Duygu Dogan Taupitz

Doğan Taupitz, Duygu.jpeg
CIMAM 2021 grantee Duygu Dogan Taupitz, Exhibition architect, Production Manager, Arter, Istanbul, Turkey.

In 2021, 50 contemporary art curators, researchers, and museum professionals from 32 different countries were awarded support to attend the CIMAM 2021 Annual Conference, in-person and online.

For the first time, and thanks to the generous support of The Getty Foundation who sponsored the virtual platform, 27 grantees attended the conference online, while 23 attended onsite.

Launched in 2005, CIMAM’s Travel Grant Program is designed to foster cooperation and cultural exchange between contemporary art curators and museum directors in emerging and developing economies and their counterparts in other regions of the world.

Duygu Dogan Taupitz's Conference Report

Connectedness, solidarity, mourning, producing systems of support, care, and repair, global/planetary, inherent complexities of resources, feeling and belonging, interdependence, new technologies combined with social justice priorities, practices of care, mourning, politics, and urgency of touch and ways of being together, intimate to planetary, from the micro gesture to the macro, from macro to the infrastructural, deep evolutionary history of life, Diversity – Equity – Inclusion complex, whose emergency is it? Connect intersecting emergencies, colonial dispossession, spatial justice, field and the institution, biopolitics/geopolitics, scale, and proximity.

These keywords and phrases are my notes from different sessions and speakers, and I included them without any order. The whole paragraph is full of urgent topics that all of us experience in different geographies, in different contexts; ecological crises, economic crises, institutional crises, and extreme crises like wars, environmental destruction, migration, eviction. The topics discuss the conditions of the crises and offer different pathways for thinking about living together, connectedness, solidarity, caring, and repairing.

Dipesh Chakrabarty, giving the first speech; provided a scientific look and academic ground for ecological crises, and he explained planetary connectedness, which I think is the key idea that could help search the reasons for the multiple crises and find new ways of dealing with the crises.

Alex Baczynki-Jenkins, performing queer feminist methodologies, shared his experience as an artist and choreographer, and like Chakrabarty; his performances and collective works focus on connectedness, strengthening the feeling and belonging, interdependence. He explained that he asks in his works how museums can engage rehearsing communities of the future; touching, mourning and dance, practices of care and solidarity.

Pelin Tan presented her latest research in the field of extreme crises where she lives and works. She explained that she engages architectural and artistic methods in her research and suggests finding modalities against extractivism that instrumentalized the landscapes and infrastructures on a planetary scale. She offers that we need to think about the role of the institutions and construct structures of solidarity based on proximity.

Otobong Nkanga explained that Mediterranean and African land that is subject to colonization and extractivizm; are the places that nourish the world and also the places that have extreme crises. As an artist, she focuses on creating structures for care and repair through searching inherent complexities of resources like soil and earth.

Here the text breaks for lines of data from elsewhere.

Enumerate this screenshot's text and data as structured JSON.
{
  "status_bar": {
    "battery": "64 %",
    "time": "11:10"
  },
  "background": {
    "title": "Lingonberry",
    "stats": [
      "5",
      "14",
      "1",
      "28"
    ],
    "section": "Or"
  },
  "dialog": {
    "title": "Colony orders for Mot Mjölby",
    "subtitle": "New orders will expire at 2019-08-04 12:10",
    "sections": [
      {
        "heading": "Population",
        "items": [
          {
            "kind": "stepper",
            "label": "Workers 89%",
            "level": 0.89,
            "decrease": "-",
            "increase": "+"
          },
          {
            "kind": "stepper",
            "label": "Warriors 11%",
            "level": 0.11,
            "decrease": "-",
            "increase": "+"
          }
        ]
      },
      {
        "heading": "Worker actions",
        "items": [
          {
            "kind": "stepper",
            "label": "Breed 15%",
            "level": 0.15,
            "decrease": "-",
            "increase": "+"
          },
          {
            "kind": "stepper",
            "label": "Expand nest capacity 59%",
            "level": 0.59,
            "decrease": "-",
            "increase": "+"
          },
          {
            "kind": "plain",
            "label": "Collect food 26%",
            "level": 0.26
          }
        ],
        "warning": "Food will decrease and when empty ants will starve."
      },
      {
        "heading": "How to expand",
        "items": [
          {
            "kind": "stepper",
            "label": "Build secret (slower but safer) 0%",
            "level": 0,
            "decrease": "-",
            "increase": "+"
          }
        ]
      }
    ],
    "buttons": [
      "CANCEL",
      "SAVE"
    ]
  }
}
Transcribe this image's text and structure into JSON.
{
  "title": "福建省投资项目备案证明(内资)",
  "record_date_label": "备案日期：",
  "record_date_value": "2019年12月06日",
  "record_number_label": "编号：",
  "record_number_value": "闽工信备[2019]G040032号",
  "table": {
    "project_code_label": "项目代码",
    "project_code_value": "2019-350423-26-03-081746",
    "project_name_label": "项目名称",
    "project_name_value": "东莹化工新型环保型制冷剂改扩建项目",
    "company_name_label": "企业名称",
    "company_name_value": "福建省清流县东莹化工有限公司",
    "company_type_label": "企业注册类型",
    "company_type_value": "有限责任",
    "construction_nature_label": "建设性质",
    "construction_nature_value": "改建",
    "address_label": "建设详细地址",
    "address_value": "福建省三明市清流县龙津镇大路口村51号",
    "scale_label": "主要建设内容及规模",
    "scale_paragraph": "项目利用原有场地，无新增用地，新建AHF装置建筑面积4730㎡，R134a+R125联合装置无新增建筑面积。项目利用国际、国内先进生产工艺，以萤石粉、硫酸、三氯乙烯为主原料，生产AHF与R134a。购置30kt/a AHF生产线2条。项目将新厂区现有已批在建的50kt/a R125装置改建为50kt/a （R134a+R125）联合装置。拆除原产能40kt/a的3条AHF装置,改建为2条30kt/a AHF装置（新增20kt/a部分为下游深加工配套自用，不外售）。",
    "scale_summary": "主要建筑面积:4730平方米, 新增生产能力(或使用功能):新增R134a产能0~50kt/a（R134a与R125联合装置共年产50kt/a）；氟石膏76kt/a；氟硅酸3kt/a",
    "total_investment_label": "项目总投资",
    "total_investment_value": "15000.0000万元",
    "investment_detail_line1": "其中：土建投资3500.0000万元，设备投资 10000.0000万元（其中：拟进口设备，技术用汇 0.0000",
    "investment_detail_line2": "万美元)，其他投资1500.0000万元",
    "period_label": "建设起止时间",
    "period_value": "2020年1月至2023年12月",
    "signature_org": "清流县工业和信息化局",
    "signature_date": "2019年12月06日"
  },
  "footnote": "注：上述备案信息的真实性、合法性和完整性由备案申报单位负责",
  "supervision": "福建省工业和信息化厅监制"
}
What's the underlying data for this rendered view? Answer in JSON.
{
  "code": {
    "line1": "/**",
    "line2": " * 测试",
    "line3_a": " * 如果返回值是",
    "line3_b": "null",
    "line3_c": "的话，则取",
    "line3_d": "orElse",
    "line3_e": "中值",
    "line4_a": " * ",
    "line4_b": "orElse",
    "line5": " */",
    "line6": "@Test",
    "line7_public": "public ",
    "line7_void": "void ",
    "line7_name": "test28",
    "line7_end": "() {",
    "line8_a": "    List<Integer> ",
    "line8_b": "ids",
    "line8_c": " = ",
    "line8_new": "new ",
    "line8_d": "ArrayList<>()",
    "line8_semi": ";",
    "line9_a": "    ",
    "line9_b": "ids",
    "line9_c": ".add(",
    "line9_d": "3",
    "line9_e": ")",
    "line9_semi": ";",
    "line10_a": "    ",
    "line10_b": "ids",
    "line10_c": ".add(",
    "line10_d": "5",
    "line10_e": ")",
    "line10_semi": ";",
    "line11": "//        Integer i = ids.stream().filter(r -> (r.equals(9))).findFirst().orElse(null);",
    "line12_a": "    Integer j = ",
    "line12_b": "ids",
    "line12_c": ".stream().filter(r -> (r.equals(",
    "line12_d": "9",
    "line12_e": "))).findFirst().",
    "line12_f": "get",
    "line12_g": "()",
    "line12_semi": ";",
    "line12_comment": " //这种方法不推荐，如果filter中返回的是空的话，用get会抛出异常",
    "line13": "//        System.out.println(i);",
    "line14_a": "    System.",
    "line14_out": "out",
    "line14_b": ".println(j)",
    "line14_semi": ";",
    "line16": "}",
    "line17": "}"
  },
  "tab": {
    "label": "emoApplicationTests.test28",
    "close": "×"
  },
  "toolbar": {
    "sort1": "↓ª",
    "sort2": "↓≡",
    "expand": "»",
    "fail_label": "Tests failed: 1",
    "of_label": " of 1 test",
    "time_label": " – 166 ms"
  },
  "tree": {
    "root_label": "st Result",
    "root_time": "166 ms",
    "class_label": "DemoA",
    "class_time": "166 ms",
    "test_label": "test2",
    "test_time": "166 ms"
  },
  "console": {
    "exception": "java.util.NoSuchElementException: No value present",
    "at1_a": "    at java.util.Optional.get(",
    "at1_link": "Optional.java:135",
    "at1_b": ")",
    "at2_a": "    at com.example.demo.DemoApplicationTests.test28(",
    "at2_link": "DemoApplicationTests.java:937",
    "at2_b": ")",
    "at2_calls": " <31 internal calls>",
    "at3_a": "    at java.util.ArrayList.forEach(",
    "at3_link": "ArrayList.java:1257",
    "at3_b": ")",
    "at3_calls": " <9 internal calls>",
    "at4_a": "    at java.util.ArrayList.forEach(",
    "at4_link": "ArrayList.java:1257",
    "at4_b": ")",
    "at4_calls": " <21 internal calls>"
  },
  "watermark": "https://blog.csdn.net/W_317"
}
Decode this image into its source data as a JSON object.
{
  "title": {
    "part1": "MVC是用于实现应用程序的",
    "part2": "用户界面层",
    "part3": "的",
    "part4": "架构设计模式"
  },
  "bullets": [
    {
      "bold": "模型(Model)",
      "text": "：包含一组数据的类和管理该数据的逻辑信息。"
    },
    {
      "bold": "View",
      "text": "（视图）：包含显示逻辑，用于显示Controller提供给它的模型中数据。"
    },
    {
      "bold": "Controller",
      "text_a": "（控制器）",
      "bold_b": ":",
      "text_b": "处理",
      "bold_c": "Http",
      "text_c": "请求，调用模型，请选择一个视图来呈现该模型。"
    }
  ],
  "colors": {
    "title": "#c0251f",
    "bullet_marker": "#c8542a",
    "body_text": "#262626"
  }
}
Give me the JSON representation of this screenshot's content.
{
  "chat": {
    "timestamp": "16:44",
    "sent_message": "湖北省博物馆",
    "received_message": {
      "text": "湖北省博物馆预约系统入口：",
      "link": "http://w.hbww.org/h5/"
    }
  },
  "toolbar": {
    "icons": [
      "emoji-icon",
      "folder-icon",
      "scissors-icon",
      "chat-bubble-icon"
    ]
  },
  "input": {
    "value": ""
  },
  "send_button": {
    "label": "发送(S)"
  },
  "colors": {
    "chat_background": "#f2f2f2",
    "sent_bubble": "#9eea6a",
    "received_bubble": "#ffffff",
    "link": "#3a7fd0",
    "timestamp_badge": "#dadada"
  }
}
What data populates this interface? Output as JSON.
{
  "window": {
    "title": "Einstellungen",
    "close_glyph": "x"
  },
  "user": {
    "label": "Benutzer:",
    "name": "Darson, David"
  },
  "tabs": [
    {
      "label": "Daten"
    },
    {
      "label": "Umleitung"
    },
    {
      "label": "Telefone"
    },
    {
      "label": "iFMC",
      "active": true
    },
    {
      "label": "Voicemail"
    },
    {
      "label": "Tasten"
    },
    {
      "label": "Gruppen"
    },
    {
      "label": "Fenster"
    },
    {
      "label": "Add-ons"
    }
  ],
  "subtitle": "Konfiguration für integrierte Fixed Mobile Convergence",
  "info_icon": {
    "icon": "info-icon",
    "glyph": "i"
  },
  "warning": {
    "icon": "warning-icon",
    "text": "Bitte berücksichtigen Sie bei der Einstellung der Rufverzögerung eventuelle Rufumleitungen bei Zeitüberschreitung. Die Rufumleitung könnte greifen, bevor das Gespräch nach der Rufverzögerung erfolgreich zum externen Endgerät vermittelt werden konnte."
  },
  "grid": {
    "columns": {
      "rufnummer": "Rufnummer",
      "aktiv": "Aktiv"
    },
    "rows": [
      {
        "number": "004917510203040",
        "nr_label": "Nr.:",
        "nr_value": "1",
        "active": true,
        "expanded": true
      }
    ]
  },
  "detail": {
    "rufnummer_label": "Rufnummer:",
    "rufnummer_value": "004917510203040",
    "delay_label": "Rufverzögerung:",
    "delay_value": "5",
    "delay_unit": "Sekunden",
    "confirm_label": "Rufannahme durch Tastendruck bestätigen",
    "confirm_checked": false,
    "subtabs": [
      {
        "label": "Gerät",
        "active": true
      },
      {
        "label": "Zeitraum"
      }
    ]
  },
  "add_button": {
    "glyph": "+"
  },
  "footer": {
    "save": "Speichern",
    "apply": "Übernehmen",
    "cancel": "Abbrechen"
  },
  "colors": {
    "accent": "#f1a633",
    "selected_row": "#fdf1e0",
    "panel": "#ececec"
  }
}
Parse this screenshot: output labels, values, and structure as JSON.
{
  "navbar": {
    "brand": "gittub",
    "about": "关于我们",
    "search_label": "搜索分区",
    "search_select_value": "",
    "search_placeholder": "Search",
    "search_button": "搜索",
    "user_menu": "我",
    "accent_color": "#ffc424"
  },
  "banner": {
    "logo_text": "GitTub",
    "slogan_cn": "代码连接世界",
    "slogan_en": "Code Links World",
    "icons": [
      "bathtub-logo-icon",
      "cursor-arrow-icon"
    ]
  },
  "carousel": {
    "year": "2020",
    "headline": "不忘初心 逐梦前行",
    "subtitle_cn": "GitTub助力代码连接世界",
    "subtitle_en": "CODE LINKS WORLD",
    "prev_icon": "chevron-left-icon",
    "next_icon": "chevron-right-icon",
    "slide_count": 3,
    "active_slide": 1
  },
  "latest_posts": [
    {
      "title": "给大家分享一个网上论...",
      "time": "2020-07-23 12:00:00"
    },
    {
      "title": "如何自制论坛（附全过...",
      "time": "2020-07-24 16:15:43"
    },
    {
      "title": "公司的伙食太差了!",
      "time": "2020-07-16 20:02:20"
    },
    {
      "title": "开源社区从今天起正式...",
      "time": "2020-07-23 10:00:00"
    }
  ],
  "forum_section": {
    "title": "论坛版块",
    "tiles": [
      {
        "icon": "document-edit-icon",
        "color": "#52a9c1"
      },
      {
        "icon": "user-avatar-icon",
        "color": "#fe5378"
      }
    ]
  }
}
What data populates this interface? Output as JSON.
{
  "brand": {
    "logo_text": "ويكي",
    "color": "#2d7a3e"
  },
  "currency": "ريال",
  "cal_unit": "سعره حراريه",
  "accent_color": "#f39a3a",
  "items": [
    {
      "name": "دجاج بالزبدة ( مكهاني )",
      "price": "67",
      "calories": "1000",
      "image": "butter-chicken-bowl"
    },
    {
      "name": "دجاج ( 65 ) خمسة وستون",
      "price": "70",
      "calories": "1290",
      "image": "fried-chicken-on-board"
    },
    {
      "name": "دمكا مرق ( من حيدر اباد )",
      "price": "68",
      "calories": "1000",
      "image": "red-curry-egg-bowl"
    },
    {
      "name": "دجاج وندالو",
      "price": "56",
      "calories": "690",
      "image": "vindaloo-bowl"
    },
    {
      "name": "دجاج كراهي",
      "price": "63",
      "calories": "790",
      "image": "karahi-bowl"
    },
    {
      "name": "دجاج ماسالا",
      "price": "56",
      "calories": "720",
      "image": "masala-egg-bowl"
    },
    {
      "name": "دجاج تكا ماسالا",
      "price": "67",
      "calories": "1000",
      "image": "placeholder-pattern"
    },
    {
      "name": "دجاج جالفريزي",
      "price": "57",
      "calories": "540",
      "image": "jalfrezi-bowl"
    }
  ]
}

T. J. Demos discussed the role of the intuitions in the Diversity – Equity – Inclusion complex explained how established art institutions contribute to the DEI and how they use the museums and art as shields for their destructive actions, referring to movements like Strike-Moma.

As an exhibition architect working in an art institution, I felt part of a vital discussion that people from different practices presented their current studies, researches, or work on the very urgent issues of the planet. The presentations included institutional or non-institutional, collective or independent experiences. It was a great chance to hear practices, reflect on the many aspects of multiple crises, see the emergencies and priorities in different parts of the world, in different localities and institutions, and deeply feel the scientific and social connectedness.

Note: I have participated in the conference online. Unfortunately, I was unsuccessful with the interface; I could not follow the networking sessions. Therefore, my report comprises notes and comments about the panels, presentations, and group discussions.